Through our radio comm, Layla spoke to me. "You're close to the magnet room. Just hang on a second."

Concentrating all cannons onto one spot, we blew a crater large enough not to close immediately. We shot another crater in that crater. And then another.

A light shone through the new tunnel we marched through.

Far from the bloody red of before, we entered a palatial room with walls as white as alabaster. The high and broad cabin might have looked like a hotel if not for the fog or the lack of doors. The LED lamps shone as faint as night lights, yet neither they nor the fog hindered my vision. Armies of pillar-like computers decorated the palace. Cinema-screen-sized displays hung over the walls and showed the stars outside, with a special focus on the black hole and the cubic object we approached. Besides them hung wall-filling canvas with murals of the periodic table, Darwin's tree of life, and various stellar systems painted over them via nanotech.

At the end of this palace sat its architect before his cockpit. Ay gazed upon us from his throne-sized seat. Panels more colorful than in a chemistry lab blinked behind him while a screen showed video recordings of Götterdämmerungs cube. He ignored both. We had his undivided attention for the moment being. He sat in a slouch while his elbows lay relaxed on his armrests. He didn't twitch, nor did he shudder before the overwhelming firepower he faced. For all the fear he showed, we might as well have approached him in flying teddy bears.

This time, he had geared up compared to our last encounter. He still wore his blue armor with the white coat, but this time, I also noticed a belt with a Gauss gun and with tons of grenades. He had two rifles strapped to his back. I recognized one as an antimatter rifle similar to Crick's while I couldn't identify the other. None of those explained why he looked so confident. He had an ace up in his sleeve, for sure. He always had one.

We approached him in our fighters. I shut off my autopilot again given how I needed full control when he pulled one of his tricks. Over radio comm, Layla gave me a message.

"Sorry, should've told you that we must pass his cockpit first before getting to the magnets," she said. "Thought he'd be outside with his Cipher."

Our fighters pointed their cannons at him. The moment we fired from all sides, something incredible happened. He jumped off his seat and twisted his body in the right angles for all our munition to miss. As if he was Neo in the Matrix and could dodge in slow motion. I had already seen transhumans perform aim-dodging, but never to such extremes.

When he landed, he pressed a button at the sole remaining wing of his control panel. The wall behind him dematerialized and revealed the army he had prepared for the final battle. Five spider-mechs, six hexagonal fighters, and two robots consisting of ever-shifting microbot gel.

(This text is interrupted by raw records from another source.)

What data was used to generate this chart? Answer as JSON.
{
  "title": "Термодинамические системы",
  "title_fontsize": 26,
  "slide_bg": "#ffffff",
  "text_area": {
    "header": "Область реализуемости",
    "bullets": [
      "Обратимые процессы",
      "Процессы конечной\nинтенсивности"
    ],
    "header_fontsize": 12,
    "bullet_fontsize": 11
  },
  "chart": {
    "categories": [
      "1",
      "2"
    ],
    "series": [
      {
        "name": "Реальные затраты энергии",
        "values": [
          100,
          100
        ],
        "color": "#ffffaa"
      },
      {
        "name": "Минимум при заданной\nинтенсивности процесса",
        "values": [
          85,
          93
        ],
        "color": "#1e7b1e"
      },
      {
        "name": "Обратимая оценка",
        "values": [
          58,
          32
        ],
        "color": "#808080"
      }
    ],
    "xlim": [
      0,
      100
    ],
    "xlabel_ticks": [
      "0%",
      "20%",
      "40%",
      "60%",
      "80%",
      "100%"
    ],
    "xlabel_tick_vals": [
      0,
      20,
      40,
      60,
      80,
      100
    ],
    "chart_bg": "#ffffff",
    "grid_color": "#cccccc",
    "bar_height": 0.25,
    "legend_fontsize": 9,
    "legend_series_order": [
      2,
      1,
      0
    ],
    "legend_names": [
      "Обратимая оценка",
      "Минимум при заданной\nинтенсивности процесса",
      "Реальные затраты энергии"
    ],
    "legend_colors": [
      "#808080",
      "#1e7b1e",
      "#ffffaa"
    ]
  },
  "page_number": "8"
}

We concentrated another barrage of cannonballs on him. Again, Ay leaped out of the way and the projectiles missed him by the skin of his teeth. Before he landed, he shot an automated fighter with his antimatter rifle. He shot it at just the right distance to kill two surrounding fighters with the fireball's explosive radius.

My singularity stone increased my thought speed once more. It made me hyper-aware of the surroundings and capable of deductions I couldn't have made before. The precog lay on the floor behind Ay's army, its body motionless. Layla told me Fountainhead's guard ship exhausted it. Iris told me Ay could copy other singularity stone functions if he killed their owners.

If he copied the precog's functions, it meant he could, through probabilistic calculations, predict our actions before we performed them. He knew where we would shoot and where he had to aim to hit us.

Ay landed, having once again easily dodged a barrage directed at him.

"As much as I admire the enlightenment, there is a romanticist part of me," he said. "These are the final moments I will enjoy before the ascension of mindkind. Don't hesitate to bring it on."

If I was right, we had no chance at hitting nor at evading him. Let's not even begin with the fact that his army was far more versatile than ours. If people ever made movies about us, they probably wouldn't get a happy ending.